When the SHTF there won’t be a Wal-Mart to go buy new socks from, so knowing how to sew and having an emergency kit to sew with is more than a good idea, it’s really a necessity.

Check out the dollar store for small, cheap sewing kits. You should be able to find one for less than $2 that comes with small spools of thread, a tiny pair of scissors, and a needle or two. You can beef this up by adding a variety pack of needles and a few heavy-duty needles. On top of the sewing materials, add in a few heavy-duty self-adhesive patches and now you can protect what you’ve just sewed.

Put all of this into a used Altoids tin and now you’ve got a sewing kit that should fix just about anything.

Gun Cleaning Kit

A good gun cleaning kit is essential to survival with a weapon. You need to make sure your gun is always clean and in working order, but a full kit can be pretty bulky and expensive. For emergencies, you can build a small, cheap kit pretty easily.

Start with a bulk pack of cotton patches for around $3, then add a small bottle of gun cleaning solvent like Hoppe’s No. 9 for about $3. These together can help you perform standard maintenance on most weapons and can fit in your pocket.

Fishing Kit

The basics of a fishing kit are pretty, well, basic.
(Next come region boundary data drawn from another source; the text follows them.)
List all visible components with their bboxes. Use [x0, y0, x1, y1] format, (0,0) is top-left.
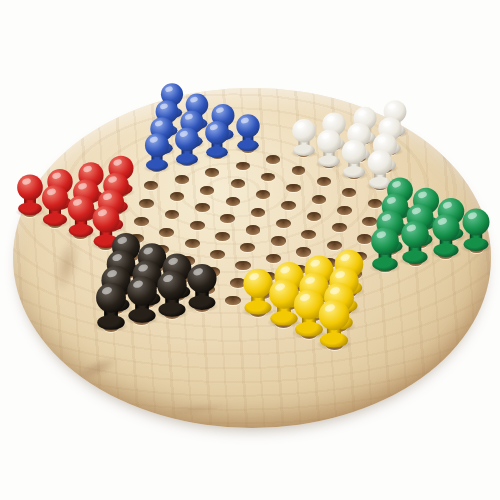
peg-base: [372, 257, 398, 271]
peg-base: [176, 153, 198, 165]
board-hole[interactable]: [226, 197, 240, 206]
peg-black[interactable]: [186, 264, 220, 311]
peg-base: [464, 237, 489, 250]
peg-green[interactable]: [399, 221, 431, 265]
peg-white[interactable]: [340, 140, 368, 179]
peg-head: [367, 150, 392, 175]
peg-head: [371, 227, 399, 255]
board-hole[interactable]: [205, 168, 219, 177]
board-hole[interactable]: [276, 219, 291, 228]
board-hole[interactable]: [185, 239, 200, 248]
peg-head: [157, 270, 186, 299]
peg-blue[interactable]: [173, 127, 200, 165]
peg-base: [145, 159, 167, 171]
peg-yellow[interactable]: [317, 299, 352, 348]
peg-blue[interactable]: [204, 121, 231, 159]
peg-green[interactable]: [430, 214, 461, 258]
peg-head: [292, 119, 316, 143]
peg-head: [402, 221, 429, 248]
peg-base: [18, 202, 42, 215]
board-hole[interactable]: [139, 199, 153, 208]
peg-head: [175, 127, 199, 151]
board-hole[interactable]: [271, 236, 286, 245]
peg-head: [206, 121, 230, 145]
peg-base: [68, 224, 92, 237]
board-hole[interactable]: [251, 208, 266, 217]
board-hole[interactable]: [159, 228, 174, 237]
peg-base: [318, 155, 340, 167]
peg-base: [158, 302, 185, 317]
peg-head: [342, 140, 366, 164]
board-hole[interactable]: [165, 210, 180, 219]
board-hole[interactable]: [246, 225, 261, 234]
peg-base: [320, 332, 348, 347]
board-hole[interactable]: [175, 175, 189, 184]
board-hole[interactable]: [231, 179, 245, 188]
board-hole[interactable]: [312, 195, 326, 204]
board-hole[interactable]: [286, 184, 300, 193]
peg-base: [293, 144, 315, 156]
peg-head: [432, 214, 459, 241]
peg-head: [317, 129, 341, 153]
wood-knot-mark: [74, 352, 123, 384]
peg-black[interactable]: [94, 283, 128, 331]
board-hole[interactable]: [190, 221, 205, 230]
board-hole[interactable]: [266, 155, 280, 164]
chinese-checkers-scene: [0, 0, 500, 500]
board-hole[interactable]: [210, 250, 225, 259]
peg-white[interactable]: [315, 129, 343, 168]
peg-head: [17, 175, 43, 201]
board-hole[interactable]: [301, 230, 316, 239]
wood-grain-streak: [163, 400, 234, 417]
peg-blue[interactable]: [143, 133, 171, 172]
peg-head: [188, 264, 217, 293]
board-hole[interactable]: [134, 217, 149, 226]
peg-head: [463, 208, 490, 235]
board-hole[interactable]: [337, 206, 352, 215]
board-hole[interactable]: [327, 241, 342, 250]
board-hole[interactable]: [200, 186, 214, 195]
peg-head: [319, 299, 349, 329]
peg-base: [97, 315, 125, 330]
peg-white[interactable]: [290, 119, 317, 157]
peg-base: [128, 308, 155, 323]
peg-head: [92, 206, 119, 233]
peg-black[interactable]: [155, 270, 189, 317]
board-hole[interactable]: [317, 177, 331, 186]
peg-head: [127, 277, 157, 307]
peg-green[interactable]: [369, 227, 401, 272]
peg-head: [42, 185, 68, 211]
board-hole[interactable]: [236, 162, 250, 171]
wood-knot-mark: [48, 234, 85, 296]
peg-head: [96, 283, 126, 313]
board-hole[interactable]: [292, 166, 306, 175]
peg-black[interactable]: [124, 277, 158, 325]
peg-blue[interactable]: [234, 115, 261, 153]
peg-head: [236, 115, 259, 138]
peg-head: [145, 133, 169, 157]
peg-green[interactable]: [461, 208, 492, 252]
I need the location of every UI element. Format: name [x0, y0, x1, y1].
Start with a spool of fishing line, 15 lb. test is great and should only cost you about $3. Next, a pack of hooks for around $3 and some sinkers if you can find them cheap and you’re all set!

Fishing is great because even though expensive rods and reels will help, you can do simple fishing with just these three tools. Put everything into another used Altoids tin and you’re one more step to a cheap bug out bag.

First Aid Kit

A good first aid kit will cost you $50 or more. These kits come with a little bit of everything in them so you’re ready for a little bit of any problem. The big problems, however, tend to use a few key items to get you up and going again.

Start with a roll of gauze and add in a self-adhesive bandage. Together these should cost less than $5. A travel pack of Band-Aids and a sample pack of aspirin will get you in at just about $6 for a basic first-aid kit.

Wrap-Up

Prepping doesn’t need to be expensive, but it shouldn’t be cheap, either. There are good places to spend your money and others where you can save a few bucks. The preps above aren’t meant to be permanent solutions, but instead are meant to be ones that you can keep in your car or bug out bag. Small, simple fixes for survival problems until you can solve them for good.